Sai, cara Lorenzin, cos’è peggio di un popolo senza bambini? Un popolo senza libertà di scelta. Perché è solo questo il punto. Mettiamo da parte tutti i problemi del mondo. Facciamo finta che io sia fertile come una risaia, ricca, laureata, bellissima, senza malattie ereditarie, con un bel lavoro, case di proprietà, un cane, tre alpaca, un uomo fedele dal genoma ariano che vuole passare con me il resto della vita e per sicurezza un paio di pretendenti pronti a inseminarmi domattina. Ebbene, nonostante le ovaie ad anguria, l’utero a grammofono e la vita perfetta ho tutto il sacrosanto diritto di scegliere di non avere figli. E posso farlo per mille motivi: sono una stronza egoista che vuole pensare solo a sé finché campa, ho un enorme complesso d’inferiorità per il quale non mi sento all’altezza del ruolo, temo che i rigurgiti notturni incrinino la mia attività sessuale, non mi sento abbastanza paziente, saggia, comprensiva, generosa, preparata per l’amore incondizionato né per il sacrificio, non voglio far rivivere qualcosa che ho vissuto –perché se c’è una cosa certa è che un figlio non voluto lo capisce, che non era voluto– oppure ho semplicemente una tremenda paura. Di fallire, di invecchiare, di stargli sul culo, di perderlo, di soffrire, di deluderlo, che mi deluda, di sbagliare tutto. Che poi cresca come Renzo Bossi.
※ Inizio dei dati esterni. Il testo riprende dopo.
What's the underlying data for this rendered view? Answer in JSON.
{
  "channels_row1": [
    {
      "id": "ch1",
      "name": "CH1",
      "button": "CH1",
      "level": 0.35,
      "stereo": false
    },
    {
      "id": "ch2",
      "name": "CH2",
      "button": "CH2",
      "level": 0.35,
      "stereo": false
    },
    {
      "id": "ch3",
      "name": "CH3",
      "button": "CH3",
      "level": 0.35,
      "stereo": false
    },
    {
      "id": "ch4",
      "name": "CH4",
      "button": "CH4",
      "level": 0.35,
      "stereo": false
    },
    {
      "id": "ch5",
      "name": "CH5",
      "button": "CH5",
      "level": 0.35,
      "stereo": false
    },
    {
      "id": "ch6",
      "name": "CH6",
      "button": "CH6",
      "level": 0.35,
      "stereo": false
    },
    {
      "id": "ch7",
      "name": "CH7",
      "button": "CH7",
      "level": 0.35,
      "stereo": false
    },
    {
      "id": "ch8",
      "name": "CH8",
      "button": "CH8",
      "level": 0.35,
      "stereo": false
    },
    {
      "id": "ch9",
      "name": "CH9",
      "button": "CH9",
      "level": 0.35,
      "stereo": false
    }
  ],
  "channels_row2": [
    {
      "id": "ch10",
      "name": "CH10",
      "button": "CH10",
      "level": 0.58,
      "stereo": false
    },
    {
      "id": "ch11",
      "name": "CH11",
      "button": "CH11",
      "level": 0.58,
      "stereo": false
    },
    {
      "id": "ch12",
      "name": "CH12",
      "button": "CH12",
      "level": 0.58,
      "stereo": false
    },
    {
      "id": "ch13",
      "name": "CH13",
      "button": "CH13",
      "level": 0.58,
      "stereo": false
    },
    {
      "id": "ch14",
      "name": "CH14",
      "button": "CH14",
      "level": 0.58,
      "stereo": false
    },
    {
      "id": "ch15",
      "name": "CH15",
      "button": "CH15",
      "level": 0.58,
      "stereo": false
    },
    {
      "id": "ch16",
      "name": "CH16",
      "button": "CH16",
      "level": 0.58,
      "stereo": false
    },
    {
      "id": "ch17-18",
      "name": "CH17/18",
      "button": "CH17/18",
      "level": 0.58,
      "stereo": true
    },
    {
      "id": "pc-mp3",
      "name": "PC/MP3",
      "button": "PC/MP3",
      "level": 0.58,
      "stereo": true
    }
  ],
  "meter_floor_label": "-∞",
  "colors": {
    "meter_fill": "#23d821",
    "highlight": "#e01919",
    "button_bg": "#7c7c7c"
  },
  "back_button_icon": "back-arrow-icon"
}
Qualunque cosa mi passi per la testa, tu, cara Lorenzin, che promuovi i genitori giovani e “creativi” senza pensare che da giovani si è soprattutto cretini, tu che esorti a “darci una mossa” perché “il rinvio alla maternità porta al figlio unico”, nota creatura a tre teste nefasta e mortifera, tu che in tutto ciò hai partorito due gemelli a 43 anni (perché tu forse sì, puoi permetterti le cure) e che intervistata te ne esci dicendo che almeno la campagna si farà ricordare, ecco, non hai proprio nemmeno l’ombra di un diritto a giudicare, a invitare, a consigliare. Semplicemente non ci devi entrare. Nella mia testa, nelle mie decisioni, nel mio utero. Che gestisco io, anche in uscita.